Pepsi recently chose to mark its birth year, 1893, with the same number of generative NFTs. Each of these is generated through an algorithm that defines their individual characteristics – and consequently the rarity of each token.
Nike is breaking new ground through CryptoKicks – a pioneering NFT where each token is paired with a physical shoe release. Through a unique patent, the brand has opened the door to ‘genetic sneaker engineering’ – allowing for two NFTs to come together and create a shoe ‘offspring.’ This is a novel approach, empowering Nike to open up a new market – and giving fans access to increasingly unique collections.
Branded NFTs mark a new era of interaction between brands and consumers. But this isn’t all about creating external value through uniqueness.
Dynamic NFTs are agents of personalization; they can reflect the preferences, habits and traits of their owner. A fitness brand could create dynamic NFTs generated by using data points of its members’ fitness wearable, or a music streaming service could release a unique NFT that reflects its audience’s individual listening habits, perhaps created in collaboration with the artist.
Instead of having an NFT collection released to the world in a one-off event, brands can release NFTs that reflect the individual characteristics of their customers. People change. And branded NFTs can change alongside them.
These appeal much in the same way as traditional investments. People invest in stocks, fine wine or property because of their capacity to mature, develop and grow in value over time. But the connection goes beyond simply being an asset with the potential to increase in fiscal value. Dynamic and generative NFTs take user-centricity to new heights – deepening the connection between the creator and the NFT owner.
Here comes the sun
NFTs are no longer limited to just exhibiting traditional media such as images or videos – or a digital replica of John Lennon’s guitar.
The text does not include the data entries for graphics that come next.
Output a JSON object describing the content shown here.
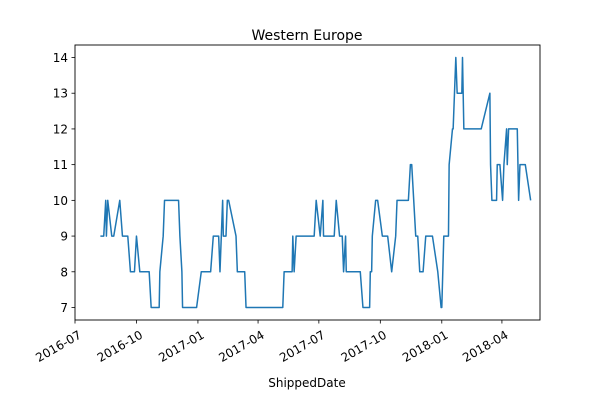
{
  "chart_data": {
    "type": "line",
    "title": "Western Europe",
    "xlabel": "ShippedDate",
    "ylabel": "",
    "xlim": [
      "2016-07-01",
      "2018-05-28"
    ],
    "ylim": [
      6.65,
      14.35
    ],
    "x_ticks": [
      "2016-07-01",
      "2016-10-01",
      "2017-01-01",
      "2017-04-01",
      "2017-07-01",
      "2017-10-01",
      "2018-01-01",
      "2018-04-01"
    ],
    "x_tick_labels": [
      "2016-07",
      "2016-10",
      "2017-01",
      "2017-04",
      "2017-07",
      "2017-10",
      "2018-01",
      "2018-04"
    ],
    "y_ticks": [
      7,
      8,
      9,
      10,
      11,
      12,
      13,
      14
    ],
    "y_tick_labels": [
      "7",
      "8",
      "9",
      "10",
      "11",
      "12",
      "13",
      "14"
    ],
    "grid": false,
    "color": "#1f77b4",
    "series": [
      {
        "name": "",
        "points": [
          [
            "2016-08-08",
            9
          ],
          [
            "2016-08-13",
            9
          ],
          [
            "2016-08-16",
            10
          ],
          [
            "2016-08-17",
            9
          ],
          [
            "2016-08-19",
            10
          ],
          [
            "2016-08-25",
            9
          ],
          [
            "2016-08-28",
            9
          ],
          [
            "2016-09-06",
            10
          ],
          [
            "2016-09-10",
            9
          ],
          [
            "2016-09-18",
            9
          ],
          [
            "2016-09-22",
            8
          ],
          [
            "2016-09-28",
            8
          ],
          [
            "2016-10-01",
            9
          ],
          [
            "2016-10-06",
            8
          ],
          [
            "2016-10-20",
            8
          ],
          [
            "2016-10-23",
            7
          ],
          [
            "2016-11-04",
            7
          ],
          [
            "2016-11-05",
            8
          ],
          [
            "2016-11-10",
            9
          ],
          [
            "2016-11-12",
            10
          ],
          [
            "2016-12-03",
            10
          ],
          [
            "2016-12-05",
            9
          ],
          [
            "2016-12-08",
            8
          ],
          [
            "2016-12-09",
            7
          ],
          [
            "2016-12-30",
            7
          ],
          [
            "2017-01-06",
            8
          ],
          [
            "2017-01-20",
            8
          ],
          [
            "2017-01-24",
            9
          ],
          [
            "2017-02-01",
            9
          ],
          [
            "2017-02-03",
            8
          ],
          [
            "2017-02-05",
            9
          ],
          [
            "2017-02-07",
            10
          ],
          [
            "2017-02-08",
            9
          ],
          [
            "2017-02-12",
            9
          ],
          [
            "2017-02-14",
            10
          ],
          [
            "2017-02-16",
            10
          ],
          [
            "2017-02-27",
            9
          ],
          [
            "2017-03-01",
            8
          ],
          [
            "2017-03-12",
            8
          ],
          [
            "2017-03-14",
            7
          ],
          [
            "2017-05-08",
            7
          ],
          [
            "2017-05-10",
            8
          ],
          [
            "2017-05-22",
            8
          ],
          [
            "2017-05-23",
            9
          ],
          [
            "2017-05-25",
            8
          ],
          [
            "2017-05-28",
            9
          ],
          [
            "2017-06-24",
            9
          ],
          [
            "2017-06-27",
            10
          ],
          [
            "2017-07-03",
            9
          ],
          [
            "2017-07-07",
            10
          ],
          [
            "2017-07-08",
            9
          ],
          [
            "2017-07-24",
            9
          ],
          [
            "2017-07-27",
            10
          ],
          [
            "2017-08-01",
            9
          ],
          [
            "2017-08-05",
            9
          ],
          [
            "2017-08-07",
            8
          ],
          [
            "2017-08-10",
            9
          ],
          [
            "2017-08-11",
            8
          ],
          [
            "2017-09-01",
            8
          ],
          [
            "2017-09-05",
            7
          ],
          [
            "2017-09-15",
            7
          ],
          [
            "2017-09-16",
            8
          ],
          [
            "2017-09-18",
            8
          ],
          [
            "2017-09-19",
            9
          ],
          [
            "2017-09-24",
            10
          ],
          [
            "2017-09-27",
            10
          ],
          [
            "2017-10-04",
            9
          ],
          [
            "2017-10-12",
            9
          ],
          [
            "2017-10-18",
            8
          ],
          [
            "2017-10-24",
            9
          ],
          [
            "2017-10-26",
            10
          ],
          [
            "2017-11-12",
            10
          ],
          [
            "2017-11-15",
            11
          ],
          [
            "2017-11-17",
            11
          ],
          [
            "2017-11-23",
            9
          ],
          [
            "2017-11-26",
            9
          ],
          [
            "2017-11-29",
            8
          ],
          [
            "2017-12-04",
            8
          ],
          [
            "2017-12-08",
            9
          ],
          [
            "2017-12-18",
            9
          ],
          [
            "2017-12-26",
            8
          ],
          [
            "2017-12-31",
            7
          ],
          [
            "2018-01-01",
            7
          ],
          [
            "2018-01-04",
            9
          ],
          [
            "2018-01-11",
            9
          ],
          [
            "2018-01-12",
            11
          ],
          [
            "2018-01-17",
            12
          ],
          [
            "2018-01-18",
            12
          ],
          [
            "2018-01-22",
            14
          ],
          [
            "2018-01-24",
            13
          ],
          [
            "2018-01-31",
            13
          ],
          [
            "2018-02-01",
            14
          ],
          [
            "2018-02-03",
            12
          ],
          [
            "2018-03-01",
            12
          ],
          [
            "2018-03-14",
            13
          ],
          [
            "2018-03-15",
            11
          ],
          [
            "2018-03-17",
            10
          ],
          [
            "2018-03-24",
            10
          ],
          [
            "2018-03-25",
            11
          ],
          [
            "2018-03-29",
            11
          ],
          [
            "2018-04-02",
            10
          ],
          [
            "2018-04-04",
            11
          ],
          [
            "2018-04-08",
            12
          ],
          [
            "2018-04-09",
            11
          ],
          [
            "2018-04-11",
            12
          ],
          [
            "2018-04-24",
            12
          ],
          [
            "2018-04-26",
            10
          ],
          [
            "2018-04-28",
            11
          ],
          [
            "2018-05-06",
            11
          ],
          [
            "2018-05-14",
            10
          ]
        ]
      }
    ]
  }
}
The borders between art and technology in NFTs are blending, and technology is influencing creative possibilities for the generation and the manipulation of NFTs. There is a lot more to discover under the surface.
Through generative NFTs, brands have the opportunity to create even more powerful digital connections, combining autonomous design and customization with controllable rarity to spark connections and drive value.
It can be daunting creating parameters for growth, rather than the specifics of how a branded NFT would look. But, just like brands themselves, these NFTs can grow and develop over time – building relationships and creating value on the way.
Paola Demichelis is creative developer at Superunion.